有名なマーケッターの指摘に次のようなものがあるのを思い出しました。自己満足型広告の典型例として、ある男が女性に結婚を申し込む時「僕は東大卒で、安定した職業に就いていて、年収1千万でもこの豊かな時代においては絶対に勝てないことがあることをこの男は忘れています。
それは、「好きか嫌いか」という人の気持ち、感情です。
男選びも塾選びも、この人の気持ち、感情を無視しては絶対に成功しません。まず先に「この塾が好きである、この塾に入りたい」という気持ち、感情があり、塾の内容はその後からその気持ち、感情を正統化するために付いてくるだけのことです。
塾広告で反応を引き起こせるのは情報やメッセージの内容そのものではなく、情報やメッセージに含まれた「塾のイメージ」だけです。
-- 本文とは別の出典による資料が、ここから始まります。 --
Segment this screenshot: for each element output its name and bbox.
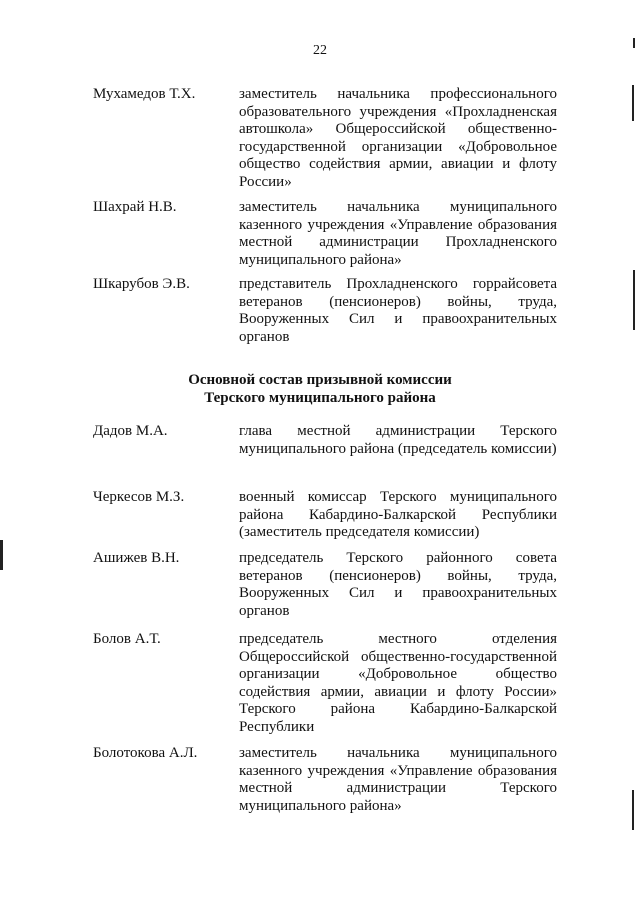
member-role: глава местной администрации Терского муниципального района (председатель комиссии)	[239, 423, 557, 457]
member-name: Черкесов М.З.	[93, 489, 185, 505]
scan-edge-mark	[632, 790, 634, 830]
member-role: заместитель начальника профессионального образовательного учреждения «Прохладненская автошкола» Общероссийской общественно-государственной организации «Добровольное общество содействия армии, авиации и флоту России»	[239, 86, 557, 190]
scan-edge-mark	[633, 270, 635, 330]
member-role: председатель местного отделения Общероссийской общественно-государственной организации «Добровольное общество содействия армии, авиации и флоту России» Терского района Кабардино-Балкарской Республики	[239, 631, 557, 735]
member-role: председатель Терского районного совета ветеранов (пенсионеров) войны, труда, Вооруженных Сил и правоохранительных органов	[239, 550, 557, 619]
member-name: Мухамедов Т.Х.	[93, 86, 196, 102]
member-name: Шахрай Н.В.	[93, 199, 177, 215]
member-name: Болотокова А.Л.	[93, 745, 198, 761]
member-role: представитель Прохладненского горрайсовета ветеранов (пенсионеров) войны, труда, Вооруженных Сил и правоохранительных органов	[239, 276, 557, 345]
scan-edge-mark	[632, 85, 634, 121]
member-name: Болов А.Т.	[93, 631, 161, 647]
page-number: 22	[313, 43, 327, 58]
member-role: заместитель начальника муниципального казенного учреждения «Управление образования местной администрации Терского муниципального района»	[239, 745, 557, 814]
member-name: Ашижев В.Н.	[93, 550, 180, 566]
member-role: военный комиссар Терского муниципального района Кабардино-Балкарской Республики (заместитель председателя комиссии)	[239, 489, 557, 540]
section-heading-line1: Основной состав призывной комиссии	[188, 372, 452, 388]
section-heading-line2: Терского муниципального района	[204, 390, 436, 406]
scan-edge-mark	[0, 540, 3, 570]
member-name: Дадов М.А.	[93, 423, 168, 439]
member-role: заместитель начальника муниципального казенного учреждения «Управление образования местной администрации Прохладненского муниципального района»	[239, 199, 557, 268]
section-heading	[0, 371, 640, 407]
scan-edge-mark	[633, 38, 635, 48]
member-name: Шкарубов Э.В.	[93, 276, 190, 292]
人が商品やサービスを選ぶ時は、まずその商品やサービスのイメージで選び、その判断を正統化するために内容説明の理屈を求めます。この順番を間違えると、広告はいつでも「自己満足型」の大変嫌味な広告になってしまいます。
日本人が「狂牛病」で死ぬ確率など恐らく信じられないくらい低いものでしょう。しかし、牛乳の安全性を科学的、理論的に証明し説得しようとしても、牛乳=狂牛病=死のイメージがなくならない限り日本人は前と同じようには牛乳を決して食べないでしょう。
人が何かを判断する時、まず先にイメージがある、特に日本人はイメージで選ぶ国民です。